Forty-five years later Kelly is the newspaper’s editor-at-large and is busy analysing the palace letters himself. He told Guardian Australia: “I opposed the dismissal on the day it occurred and have never changed my mind.”
He wrote in the Australian on Wednesday that the letters “tell a story of a crafty and calculating Sir John Kerr flooding Buckingham Palace with details of the running 1975 crisis and making clear, from the start, he saw dismissal as an option”.
Kerr has no praise at all for Allan Ashbolt, an influential ABC program maker and executive who is credited with establishing modern radio and television in Australia, in a long tenure that began in the mid-1950s.
A member of the left wing of the Labor party, Ashbolt wrote a highly critical article about Kerr for the New Statesman in 1975.
He said Kerr’s mind was “bloated with self-importance” and he had “delusions of juridicial propriety”. He labelled him clinically insane for sacking a democratically elected government.
A wounded Kerr wrote to Charteris: “Alan [sic] Ashbolt wrote an article in last week’s New Statesman in which he made a serious suggestion that I am mad, not perhaps clinically mad but, as he put it, at least as mad as George III.
“If you have not had the excruciating pleasure of reading the Ashbolt article in last week’s New Statesman, please get hold of it and glance at it.”
Charteris does read Ashbolt and is sympathetic in his reply to Kerr, suggesting it is the ABC journalist who is “nuts”.
“I cannot refrain from adding that I have read Alan [sic] Ashbolt’s shameful article in the New Statesman,” Charteris replies in one of the more florid exchanges, in December 1975. “If anyone is nuts he is!
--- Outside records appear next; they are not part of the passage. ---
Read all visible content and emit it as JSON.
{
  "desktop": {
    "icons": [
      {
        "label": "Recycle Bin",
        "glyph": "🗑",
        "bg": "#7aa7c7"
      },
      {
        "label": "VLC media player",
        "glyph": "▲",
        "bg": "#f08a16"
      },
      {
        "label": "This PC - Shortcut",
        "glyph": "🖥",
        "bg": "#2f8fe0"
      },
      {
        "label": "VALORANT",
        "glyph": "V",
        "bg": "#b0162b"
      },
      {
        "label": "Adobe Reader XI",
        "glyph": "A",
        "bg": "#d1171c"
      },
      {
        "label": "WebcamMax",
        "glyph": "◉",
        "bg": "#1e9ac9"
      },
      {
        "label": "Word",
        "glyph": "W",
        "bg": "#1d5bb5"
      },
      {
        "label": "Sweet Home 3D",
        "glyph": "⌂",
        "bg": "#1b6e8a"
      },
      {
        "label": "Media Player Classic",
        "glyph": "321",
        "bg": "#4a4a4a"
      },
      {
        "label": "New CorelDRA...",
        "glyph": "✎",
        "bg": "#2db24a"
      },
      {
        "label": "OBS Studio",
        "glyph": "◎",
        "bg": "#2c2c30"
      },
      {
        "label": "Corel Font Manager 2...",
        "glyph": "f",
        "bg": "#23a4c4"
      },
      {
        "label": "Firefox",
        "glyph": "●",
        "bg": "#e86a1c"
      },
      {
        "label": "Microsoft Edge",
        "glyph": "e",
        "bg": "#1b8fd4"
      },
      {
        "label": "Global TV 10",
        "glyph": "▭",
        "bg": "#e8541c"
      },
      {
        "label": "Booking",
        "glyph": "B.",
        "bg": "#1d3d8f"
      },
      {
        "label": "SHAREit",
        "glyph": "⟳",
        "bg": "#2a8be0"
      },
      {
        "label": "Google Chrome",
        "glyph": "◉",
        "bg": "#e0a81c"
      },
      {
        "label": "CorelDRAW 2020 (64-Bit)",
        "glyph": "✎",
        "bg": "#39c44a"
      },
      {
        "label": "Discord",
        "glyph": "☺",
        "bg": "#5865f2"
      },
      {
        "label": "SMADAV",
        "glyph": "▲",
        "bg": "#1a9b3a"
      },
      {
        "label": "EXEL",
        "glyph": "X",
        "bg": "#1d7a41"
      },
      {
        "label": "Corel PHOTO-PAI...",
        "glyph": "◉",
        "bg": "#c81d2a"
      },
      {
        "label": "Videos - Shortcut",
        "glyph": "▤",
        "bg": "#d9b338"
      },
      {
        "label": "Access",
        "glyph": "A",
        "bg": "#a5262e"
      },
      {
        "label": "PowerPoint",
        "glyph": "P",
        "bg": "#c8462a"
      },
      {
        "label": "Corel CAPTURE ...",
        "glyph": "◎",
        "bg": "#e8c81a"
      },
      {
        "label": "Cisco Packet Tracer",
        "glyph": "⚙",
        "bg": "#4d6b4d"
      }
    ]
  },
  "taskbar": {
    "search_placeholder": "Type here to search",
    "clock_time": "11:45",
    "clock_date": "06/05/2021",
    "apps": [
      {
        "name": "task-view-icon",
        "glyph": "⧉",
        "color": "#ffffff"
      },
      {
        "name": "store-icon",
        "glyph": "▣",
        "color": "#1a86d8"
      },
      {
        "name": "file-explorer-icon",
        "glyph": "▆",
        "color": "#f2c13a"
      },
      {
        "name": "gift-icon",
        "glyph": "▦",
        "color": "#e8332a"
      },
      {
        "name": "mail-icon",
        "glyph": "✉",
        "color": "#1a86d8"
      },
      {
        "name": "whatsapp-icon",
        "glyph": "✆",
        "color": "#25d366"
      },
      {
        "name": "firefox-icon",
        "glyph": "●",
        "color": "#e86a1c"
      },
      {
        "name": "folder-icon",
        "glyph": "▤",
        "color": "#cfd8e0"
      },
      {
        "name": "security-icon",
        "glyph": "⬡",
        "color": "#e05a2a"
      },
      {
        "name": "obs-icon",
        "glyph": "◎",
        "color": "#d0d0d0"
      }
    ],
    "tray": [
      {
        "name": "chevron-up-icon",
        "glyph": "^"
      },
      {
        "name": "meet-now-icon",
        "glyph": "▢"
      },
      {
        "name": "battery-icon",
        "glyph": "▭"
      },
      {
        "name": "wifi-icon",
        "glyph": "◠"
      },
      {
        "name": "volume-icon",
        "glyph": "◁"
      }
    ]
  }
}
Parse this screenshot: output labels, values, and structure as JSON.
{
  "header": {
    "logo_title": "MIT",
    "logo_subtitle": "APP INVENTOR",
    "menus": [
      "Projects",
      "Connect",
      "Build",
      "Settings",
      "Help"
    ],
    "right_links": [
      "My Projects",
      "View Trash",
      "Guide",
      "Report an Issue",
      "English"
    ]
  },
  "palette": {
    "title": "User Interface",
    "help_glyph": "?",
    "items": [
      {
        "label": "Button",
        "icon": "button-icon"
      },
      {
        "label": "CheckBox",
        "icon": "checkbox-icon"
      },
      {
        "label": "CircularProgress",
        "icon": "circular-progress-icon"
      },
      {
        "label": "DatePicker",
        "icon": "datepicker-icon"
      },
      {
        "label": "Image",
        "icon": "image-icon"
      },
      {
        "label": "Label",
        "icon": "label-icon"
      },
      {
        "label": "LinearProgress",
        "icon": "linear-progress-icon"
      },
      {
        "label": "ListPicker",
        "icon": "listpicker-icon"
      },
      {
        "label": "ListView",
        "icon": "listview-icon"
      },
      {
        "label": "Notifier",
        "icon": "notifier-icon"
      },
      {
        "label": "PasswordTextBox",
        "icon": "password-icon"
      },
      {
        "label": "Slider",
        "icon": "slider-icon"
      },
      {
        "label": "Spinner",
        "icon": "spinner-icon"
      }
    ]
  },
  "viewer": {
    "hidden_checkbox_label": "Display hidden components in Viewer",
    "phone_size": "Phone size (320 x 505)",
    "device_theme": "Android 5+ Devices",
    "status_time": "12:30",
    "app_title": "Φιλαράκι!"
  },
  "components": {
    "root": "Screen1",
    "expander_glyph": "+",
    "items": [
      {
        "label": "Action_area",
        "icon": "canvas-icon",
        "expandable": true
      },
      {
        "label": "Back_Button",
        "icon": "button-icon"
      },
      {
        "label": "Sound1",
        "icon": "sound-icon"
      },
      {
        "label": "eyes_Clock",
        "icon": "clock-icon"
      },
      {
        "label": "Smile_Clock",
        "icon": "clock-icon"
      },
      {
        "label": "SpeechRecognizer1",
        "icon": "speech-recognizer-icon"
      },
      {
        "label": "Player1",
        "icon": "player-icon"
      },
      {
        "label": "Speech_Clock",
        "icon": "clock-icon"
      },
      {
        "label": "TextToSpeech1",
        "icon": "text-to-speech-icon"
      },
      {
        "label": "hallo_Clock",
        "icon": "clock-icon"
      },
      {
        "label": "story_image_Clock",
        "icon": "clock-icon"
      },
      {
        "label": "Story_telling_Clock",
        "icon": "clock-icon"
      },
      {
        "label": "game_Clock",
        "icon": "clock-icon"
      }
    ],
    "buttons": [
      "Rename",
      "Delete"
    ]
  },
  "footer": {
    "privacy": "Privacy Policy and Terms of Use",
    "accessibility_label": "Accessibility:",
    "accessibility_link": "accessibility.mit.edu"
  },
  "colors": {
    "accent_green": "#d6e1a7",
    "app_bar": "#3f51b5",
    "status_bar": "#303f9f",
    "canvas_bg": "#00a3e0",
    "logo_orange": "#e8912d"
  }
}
I am sorry you have been subjected to this monstrous attack buttressed as it is by a farrago of misrepresentation and absurdities.”
Ashbolt’s position was to the left of Whitlam, arguing in the article that he had been running a “rather tame reformist social democratic government”.
The ABC broadcaster Phillip Adams, who met Ashbolt when he was a boy but did not work with him, said he was “the great old venerable leftie”.
If HM knew nothing about Kerr’s coup against EGW then there’s no connection between smoking and lung cancer
— Phillip Adams (@PhillipAdams_1) July 14, 2020
“He was the eminence grise of leftwing journalism and he was the father of modern radio and television at the ABC,” the host of Late Night Live told Guardian Australia.
Ashbolt was not afraid of upsetting the establishment and famously made programs about the lobbying influence of the Returned and Services League and entrenched racism in the northern New South Wales town of Moree, according to the former ABC broadcaster Stan Correy, who was hired by Ashbolt.
The palace letters will almost certainly stoke the culture wars. The News Corp columnist Gerard Henderson has written extensively about how Ashbolt stacked the ABC with leftists, creating a culture that he says still exists.
Kerr and Charteris give a running commentary on the validity of various sources, describing the Canberra Times as a “responsible high quality paper” and the the Guardian as getting “much of it just wrong !” in a report about the removal of a state governor.
A book by the journalists Andrew Clark and Clem Lloyd, which revealed that the chief justice of NSW Sir Laurence Street had advised Kerr not to dismiss Whitlam, was the subject of much discussion between the palace and the governor general.
Kerr, who blamed Whitlam for leaking snippets to the newspapers, sent the palace a letter from Street in which the chief justice denied having any discussion with him about the dismissal.